Seix Barral, 2011. 220 páginas.
Tit. Or. La délicatesse. Trad. Isabel González-Gallarza.
Nathalie conoce de una manera romántica a François, se casan y son felices. Hasta que muere atropellado y se hunde en la tristeza. Su jefe, con poco tacto, le tira la caña y ella lo rechaza. De manera inexplicable le da un beso a un empleado suyo bastante feucho, empiezan a salir y se enamoran. El jefe se enfada pero luego lo comprende. Fin.
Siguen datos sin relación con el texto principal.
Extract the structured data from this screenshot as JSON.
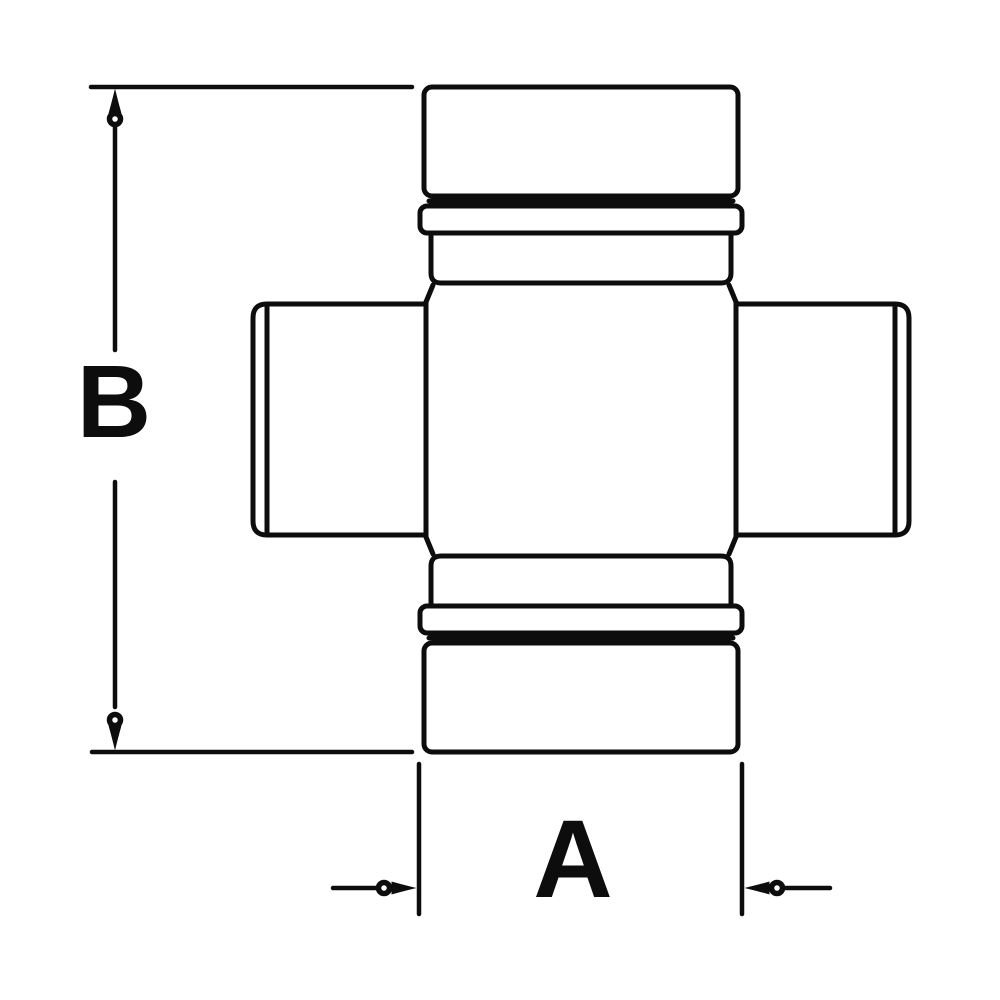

El libro tiene diez premios y ha sido finalista de otros gordos. Y yo me pregunto ¿En serio? ¿De verdad esta filfa ha conseguido todo eso y que además hagan una película? Si me pinchan no sangro. La historia es trivial, los personajes ramplones, la prosa de usar y tirar… algunas páginas me han dado vergüenza ajena. No todo es malo, la cena con el jefe no está mal, pero en general es un libro muy flojo. Completamente prescindible.
Se suele aconsejar a los escritores nóveles que lean libros malos, en teoría para aprender lo que no debe hacerse. Pero creo que el motivo es otro, terapéutico. Si uno lee a Cortázar se deprime, porque piensa -con razón- que ni en su mejor momento de inspiración podrá escribir algo que sea la mitad de bueno. Pero si te lees un libro como éste, tan malo y con tantos premios piensas que hay sitio para todos, y para ti también.
Calificación: Malo.
No podía trabajar. Después de aclarar las cosas con Nathalie, aquella noche en que había habido tantos empates en la liga de fútbol, se había resignado. Ello había originado incluso en su vida, por lo absurdo del mecanismo sensual, un renacer con su mujer. Durante semanas, no habían dejado de hacer el amor, de reencontrarse a través del cuerpo. Se podía hablar incluso de una época magnífica. A veces es mucho más emocionante recuperar un viejo amor que descubrir uno nuevo. Y luego la agonía se había reanudado despacio, como una risa malévola: ¿cómo habían podido creer que volvían a quererse? Aquello había sido una transición, un paréntesis en forma de desesperación disfrazada, una ligera llanura entre dos montañas patéticas.
Charles se sentía desgastado y cansado. Estaba hasta el gorro de Suecia y de los suecos. De su estresante costumbre de intentar siempre mantener la calma, de no gritar nunca al teléfono. Esa manera que tenían de ser tan «zen», y de ofrecer masajes a los empleados. Todo ese buen rollo empezaba a ponerlo nervioso. Echaba de menos la histeria mediterránea, y a veces soñaba con hacer negocios con vendedores de alfombras. En ese contexto había encajado la información sobre la vida privada de Nathalie. Desde entonces, no dejaba de pensar en ese hombre, ese tal Markus. ¿Cómo había conseguido, con un nombre tan estúpido, seducir a Nathalie? No se lo había querido creer. Tenía motivos para saber que el corazón de Nathalie era como un espejismo de oasis; en cuanto te acercabas, se desdibujaba. Pero eso era distinto. Su reacción exagerada parecía confirmar el rumor. Oh, no, no podía ser. Nunca podría soportarlo. «¿Cómo lo ha conseguido?», no dejaba de repetirse Charles. El sueco debía de haberla embrujado, o algo así. Debía de haberla dormido, hipnotizado, debía de haberle dado un bebedizo. Sólo podía ser eso. La había encontrado tan distinta. Sí, quizá fuera eso lo que más le había dolido: ya no era su Nathalie. Algo había cambiado. Una verdadera modificación. Así que no veía más que una solución: llamar a su despacho a ese tal Markus para ver de qué pie cojeaba. Para descubrir su secreto.